La Anatomía de una Interpolación: La Coma Joánica, la Evolución del Dogma Trinitario y la Transmisión Textual del Nuevo Testamento

/ Raúl Soto Vélez, 3 de julio de 2026



Introducción

En el vasto y complejo universo de la crítica textual bíblica, pocos pasajes han suscitado un debate tan encarnizado, prolongado y revelador como 1 Juan 5:7-8. Durante más de un milenio, este fragmento se erigió como la fortaleza inexpugnable de la teología ortodoxa cristiana, proporcionando la única formulación explícita, directa e inequívoca del dogma de la Santísima Trinidad en todo el corpus del Nuevo Testamento. En las traducciones clásicas que moldearon el pensamiento de Occidente, desde la Vulgata Clementina hasta la influyente Biblia Reina-Valera de 1569 y la King James Version de 1611, el texto proclama con rotunda autoridad:

«Porque tres son los que dan testimonio en el cielo: el Padre, el Verbo y el Espíritu Santo; y estos tres son uno. Y tres son los que dan testimonio en la tierra: el Espíritu, el agua y la sangre; y los tres concuerdan».

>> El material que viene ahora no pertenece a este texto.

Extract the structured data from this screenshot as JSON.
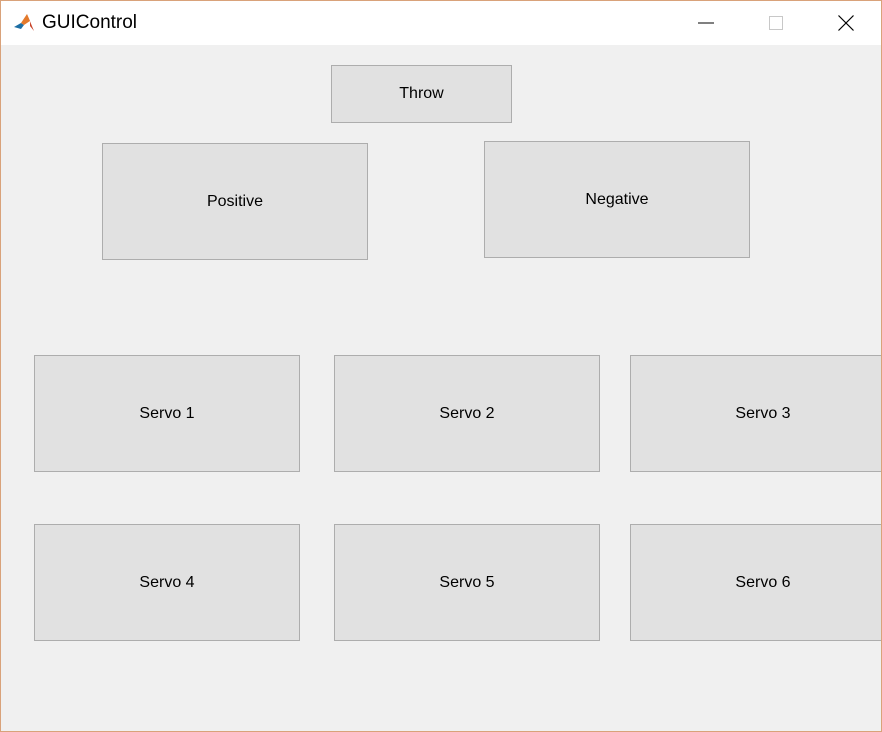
{
  "window": {
    "title": "GUIControl",
    "icon": "matlab-icon",
    "controls": {
      "minimize_icon": "minimize-icon",
      "maximize_icon": "maximize-icon",
      "close_icon": "close-icon"
    }
  },
  "buttons": {
    "throw": "Throw",
    "positive": "Positive",
    "negative": "Negative",
    "servo1": "Servo 1",
    "servo2": "Servo 2",
    "servo3": "Servo 3",
    "servo4": "Servo 4",
    "servo5": "Servo 5",
    "servo6": "Servo 6"
  },
  "colors": {
    "background": "#f0f0f0",
    "button_face": "#e1e1e1",
    "button_border": "#adadad",
    "window_border": "#d9a27a"
  }
}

Sin embargo, detrás de esta majestuosa declaración teológica se oculta una de las alteraciones literarias más fascinantes de la historia de la religión. El pasaje celestial —conocido en el ámbito académico como la Coma Joánica (del latín comma, que designa una cláusula o inciso gramatical)— representa una interpolación tardía. Como ha demostrado de manera irrefutable la moderna crítica textual, respaldada por la erudición de investigadores contemporáneos como Bruce M. Metzger, Bart D. Ehrman, Julio C. Trebolle Barrera y Antonio Piñero, el autor originario de la Primera Epístola de Juan en el siglo I d.C. jamás escribió las palabras referentes al Padre, el Verbo y el Espíritu Santo [1][2].

La ausencia de esta cláusula en la totalidad de los manuscritos griegos antiguos, sumada al estruendoso silencio de los Padres de la Iglesia oriental durante las feroces disputas cristológicas de los siglos IV y V, plantea interrogantes históricos fundamentales: ¿En qué momento histórico se añadió este texto? ¿Qué motivaciones exegéticas y dogmáticas impulsaron a los escribas a alterar el texto sagrado? ¿Y cómo es posible que un añadido latino forjado en la Antigüedad Tardía lograra secuestrar la primera edición impresa del Nuevo Testamento en griego en el siglo XVI?

Este artículo propone un recorrido exhaustivo y crítico por la historia de la Coma Joánica, desentrañando su origen como una inocente alegoría norteafricana, su cristalización como glosa marginal en Hispania y, finalmente, su fraudulenta inserción en el texto griego mediante la fabricación de un códice a medida para doblegar el rigor académico de Erasmo de Rotterdam.

1. El Estrato Original: La Epístola de Juan y la Controversia Docetista

Para comprender la magnitud de la alteración, es imperativo reconstruir el contexto sociorreligioso en el que fue redactada la Primera Epístola de Juan hacia finales del primer siglo (c. 90-100 d.C.).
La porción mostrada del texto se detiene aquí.